Myth or truth?
You may believe that eating a salad will save you calories and make your meal healthier. The truth probably lies somewhere in the middle. By better analyzing the meal you will consume, even if it is a salad, you can find calories that you hadn’t even thought about.
What are the “bad” salads?
Salads with cured meats: There are many choices of salads on the market that contain bacon or prosciutto, and even some local products such as Pataki. These foods can increase the caloric content of the salad and make it an unhealthier meal as they contain a lot of salt. They are also good sources of trans and saturated fatty acids.
Salads with cheese: In this case, you have to be smart! Most restaurant menus contain a variety of salads that usually include cheese. The same thing happens in the salad you make. It is important to pay attention to the cheese you will consume and not to avoid its consumption.
Salads with nuts and/or avocado: Many times we have mentioned the beneficial effect of nuts and avocado. And it is true that these foods contain many nutrients and are rich sources of good fatty acids that the body needs. Nevertheless, these foods can skyrocket the caloric content of the salad you choose if they exceed the moderate consumption they should have.
Salads with dressing: It is true that all the salads you will find in restaurants are accompanied by some kind of sauce. Most of the time they may contain mayonnaise and enough oil. Olive oil is also a product that contains important nutrients necessary for the human body, but its high consumption leads to a significant increase in the calories you will receive.
When is a salad healthy?
Make a proper base: Choose fresh vegetables, and give a base to green salads such as lettuce, cabbage, spinach, brussels sprouts, and arugula. You can add cucumber and tomato (be careful with tomatoes, as they contain more sugar).

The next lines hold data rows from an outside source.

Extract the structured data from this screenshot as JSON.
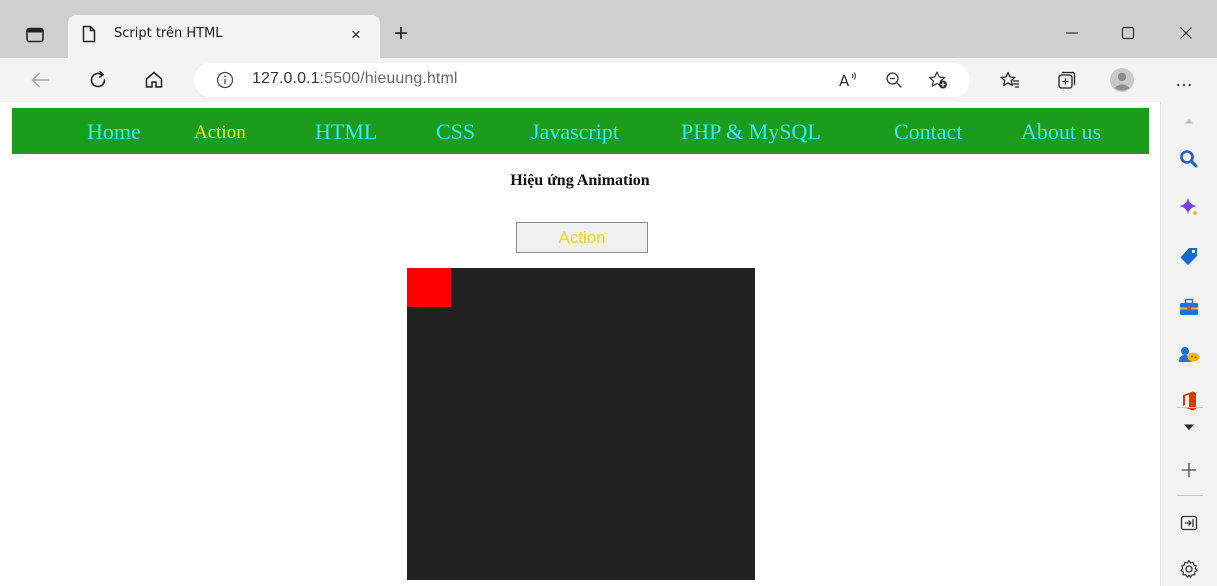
{
  "browser": {
    "tab_title": "Script trên HTML",
    "tab_close": "×",
    "new_tab": "+",
    "url_host": "127.0.0.1",
    "url_rest": ":5500/hieuung.html",
    "more_menu": "…"
  },
  "page": {
    "nav": [
      {
        "label": "Home",
        "active": false
      },
      {
        "label": "Action",
        "active": true
      },
      {
        "label": "HTML",
        "active": false
      },
      {
        "label": "CSS",
        "active": false
      },
      {
        "label": "Javascript",
        "active": false
      },
      {
        "label": "PHP & MySQL",
        "active": false
      },
      {
        "label": "Contact",
        "active": false
      },
      {
        "label": "About us",
        "active": false
      }
    ],
    "heading": "Hiệu ứng Animation",
    "action_button": "Action"
  },
  "colors": {
    "nav_bg": "#1d9b1d",
    "nav_text": "#36e8ff",
    "nav_active": "#ffe01a",
    "button_text": "#ffcc33",
    "container_bg": "#222222",
    "box": "#ff0000"
  },
  "icons": {
    "tab_actions": "tab-actions-icon",
    "page": "page-icon",
    "back": "back-arrow-icon",
    "refresh": "refresh-icon",
    "home": "home-icon",
    "info": "info-icon",
    "read_aloud": "read-aloud-icon",
    "zoom_out": "zoom-out-icon",
    "add_favorite": "add-favorite-icon",
    "favorites": "favorites-icon",
    "collections": "collections-icon",
    "profile": "profile-icon",
    "sidebar_search": "search-icon",
    "copilot": "copilot-icon",
    "shopping": "shopping-tag-icon",
    "tools": "toolbox-icon",
    "games": "games-icon",
    "office": "office-icon",
    "add": "plus-icon",
    "hide_sidebar": "sidebar-toggle-icon",
    "settings": "gear-icon"
  }
}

Add the carb: A good easy option for your salads is the carob nut. It has a low glycemic index and can give a different flavor to your meal. Very good sources of complex carbohydrates are oatmeal and quinoa. They are easy to process and you can make a quantity, store it in your fridge and use it whenever you want. The wheat will also give your salad a more special taste. Rich in nutrients, it can be easily combined with many ingredients and taken off your salad.
Add a good source of protein: Protein is an essential ingredient that your meal needs to contain in order to reach a point of satiety and not get hungry quickly. You can add animal protein such as chicken breast, tuna fillet, egg, or low-fat cheese. Alternatively, if you like different flavors, you can try shrimp or crab meat. If you are a fan of vegetable protein, you can choose a legume that, by combining it with the rest of the ingredients, enhances the absorption of protein in your body. Try a salad with chickpeas or lentils, you will surely go crazy!
Add good fatty acids: As mentioned above, nuts, avocados, and olive oil are products that can increase the calories you will consume. However, you can definitely add some of them, paying attention to the amount, so that you can give your body the nutrients it needs. Healthy fats (monounsaturated and polyunsaturated) have other benefits for the body. They can help improve cholesterol and help you lose weight and keep it at normal levels.
Some examples of healthy fat sources:
- 1 tbsp peanut butter.
- 1 tbsp oil
- 20-24 almonds
- 20 pecan halves
- 14 walnuts
- ¼ avocado
- 100g salmon
Add the sauce: You can make delicious and light dressings that will give a different touch to your salads! With 2% yogurt and mustard or balsamic vinegar and orange. Always measured and careful quantities and you can give deliciousness that will take her off. Tahini and lemon, tahini and soy, or avocado and yogurt are other classic options.
In conclusion, light and healthy, the salad, as it looks, needs attention because it can trick you and make you…overheated. But when you know the tricks and the basic rules, you can put it on the table not only as a side dish but also as a complete – in terms of nutrients and taste – meal.